Les Nouvelles de nulle part traversent à la fois l'ordre d'un dire littéraire et politique, écho de l'Utopia de Thomas More et celui d'un « faire » à la fois artistique et social qui annonce les futurs projets tant utopiques que dystopiques du design et de l'architecture spéculative. Lorsque Thomas More met en scène au XVIe siècle, dans l'île fictionnelle Utopia, une société régie par un principe d'égalité et une absence de propriété privée, il la définit comme un u-topos, un non-lieu fictionnel, auquel William Morris fera référence en présentant ses nouvelles comme provenant de « nulle part » : nowhere. Mais, comme nous l'analysions à partir de la tapisserie La Forêt, l'œuvre de William Morris est un écosystème dérogeant aux catégories disciplinaires traditionnelles qui ne cesse de renvoyer à la figure de l'artiste-artisan comme exemplification d'un faire à la fois transformateur et pacificateur. À ce titre, il déborde le cadre du récit littéraire, ou plutôt l'aborde autrement : comme un possible objet Arts & Crafts. Liées aux fiction-factories de Merton et de Kelmscott ainsi qu'aux références souterraines de ses propres lieux de vie et de lutte politique, les Nouvelles de nulle part sont à comprendre comme la cartographie globale d'un « bâti » fictionnel. Il y déplie les pans d'une société nouvelle par une pensée projective issue de la culture de chantier qui y trouve son incidence politique. La dimension politique y est d'ailleurs constamment abordée par les usages, par le domestique, par les manières d'habiter et de vivre. La narration chemine quant à elle au travers d'un récit en permanence spatialisé, allant du marché sur la route (chapitre 4) à Trafalgar Square (chapitre 7) pour terminer dans une vieille maison de New Folk (chapitre 31) qui, comme l'explique Susan Trouvé-Finding, est « en réalité, un manoir de campagne, sa propre maison, renvoyant le lecteur à nouveau à un idéal bien réel58 ». En ce sens, la fiction a la fonction de conduire le lecteur « vers le "bon lieu", l'eutopie59 » qui est à la fois un retour au réel et une invitation à le réformer.
7. Conclusion
Le design critique contemporain réactive le travail spéculatif que le mouvement radical en art, architecture et design avait fait émerger dès les années 1960/70 en hybridant les artefacts de la culture du projet aux récits textuels et visuels de la science-fiction et de la politique-fiction60. Nous avons, ici, travaillé l'hypothèse que l'œuvre de William Morris constituait l'une des matrices de cette hybridation contemporaine. Elle apparaît ainsi au niveau historiographique comme un élément central de la généalogie du design critique montrant les liens qu'il entretient dès son origine avec le design fiction.

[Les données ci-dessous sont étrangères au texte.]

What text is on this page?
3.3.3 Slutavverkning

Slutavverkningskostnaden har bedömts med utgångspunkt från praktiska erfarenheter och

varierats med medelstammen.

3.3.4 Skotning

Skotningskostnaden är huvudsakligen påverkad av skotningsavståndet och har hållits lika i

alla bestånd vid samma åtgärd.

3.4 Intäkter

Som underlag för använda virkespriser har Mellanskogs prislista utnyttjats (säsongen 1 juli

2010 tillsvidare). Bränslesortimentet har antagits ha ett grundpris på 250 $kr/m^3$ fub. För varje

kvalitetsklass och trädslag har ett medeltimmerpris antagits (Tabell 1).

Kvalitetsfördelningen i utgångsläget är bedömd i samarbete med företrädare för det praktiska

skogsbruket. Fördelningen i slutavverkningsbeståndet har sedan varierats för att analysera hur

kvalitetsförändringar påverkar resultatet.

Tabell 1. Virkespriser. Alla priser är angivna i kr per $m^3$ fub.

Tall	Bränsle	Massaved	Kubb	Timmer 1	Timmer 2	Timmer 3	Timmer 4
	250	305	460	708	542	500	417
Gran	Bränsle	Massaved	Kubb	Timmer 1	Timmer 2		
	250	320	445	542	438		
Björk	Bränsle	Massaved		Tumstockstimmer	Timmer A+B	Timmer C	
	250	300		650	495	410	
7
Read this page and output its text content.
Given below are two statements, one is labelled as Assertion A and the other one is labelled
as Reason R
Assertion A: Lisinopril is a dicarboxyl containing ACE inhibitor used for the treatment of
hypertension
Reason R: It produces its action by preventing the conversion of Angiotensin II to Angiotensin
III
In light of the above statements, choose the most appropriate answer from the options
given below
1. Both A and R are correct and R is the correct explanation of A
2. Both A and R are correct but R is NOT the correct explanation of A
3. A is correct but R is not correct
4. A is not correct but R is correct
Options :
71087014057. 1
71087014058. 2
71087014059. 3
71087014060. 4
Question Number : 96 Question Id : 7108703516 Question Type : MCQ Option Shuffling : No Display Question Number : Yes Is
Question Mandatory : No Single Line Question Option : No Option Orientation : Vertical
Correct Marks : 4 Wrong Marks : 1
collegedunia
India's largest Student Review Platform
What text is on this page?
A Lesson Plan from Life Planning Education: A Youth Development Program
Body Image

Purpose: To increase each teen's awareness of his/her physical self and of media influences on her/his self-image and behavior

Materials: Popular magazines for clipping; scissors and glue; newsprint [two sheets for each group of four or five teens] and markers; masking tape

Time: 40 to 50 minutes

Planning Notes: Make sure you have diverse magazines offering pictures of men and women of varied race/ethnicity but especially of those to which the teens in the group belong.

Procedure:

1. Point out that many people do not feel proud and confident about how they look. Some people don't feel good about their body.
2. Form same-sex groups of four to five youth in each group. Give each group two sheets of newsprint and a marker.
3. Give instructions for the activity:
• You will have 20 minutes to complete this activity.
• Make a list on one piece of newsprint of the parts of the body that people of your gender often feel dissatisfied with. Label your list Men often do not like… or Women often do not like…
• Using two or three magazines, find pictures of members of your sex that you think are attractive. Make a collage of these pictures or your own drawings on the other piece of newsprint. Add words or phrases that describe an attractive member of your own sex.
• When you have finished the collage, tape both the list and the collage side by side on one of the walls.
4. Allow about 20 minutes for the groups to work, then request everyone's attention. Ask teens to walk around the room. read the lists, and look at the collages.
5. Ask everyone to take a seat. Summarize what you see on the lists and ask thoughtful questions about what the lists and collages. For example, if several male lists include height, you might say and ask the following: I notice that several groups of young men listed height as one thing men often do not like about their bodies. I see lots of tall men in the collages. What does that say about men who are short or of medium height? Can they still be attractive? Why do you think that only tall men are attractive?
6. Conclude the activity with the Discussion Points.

Alors même que le design contemporain renoue avec le projet de bâtir sur les territoires de l'imaginaire, il nous a paru pertinent d'étudier le lien permanent que la part fictionnelle de cette œuvre entretient avec le faire. C'est à ce titre que nous avons mobilisé le néologisme fictionary en tant que concept permettant de comprendre la cohérence singulière du complexe écosystème que constituent les Nouvelles de Nulle Part, La Forêt, les Poèmes sur le chemin, les ateliers de Merton Abbey, les presses de la Kelmscott et l'action politique de William Morris. Ce concept permet de comprendre que le « faire » est le pivot central d'une stratégie de transformation qui s'élabore à la fois par l'action locale et par la réforme des imaginaires.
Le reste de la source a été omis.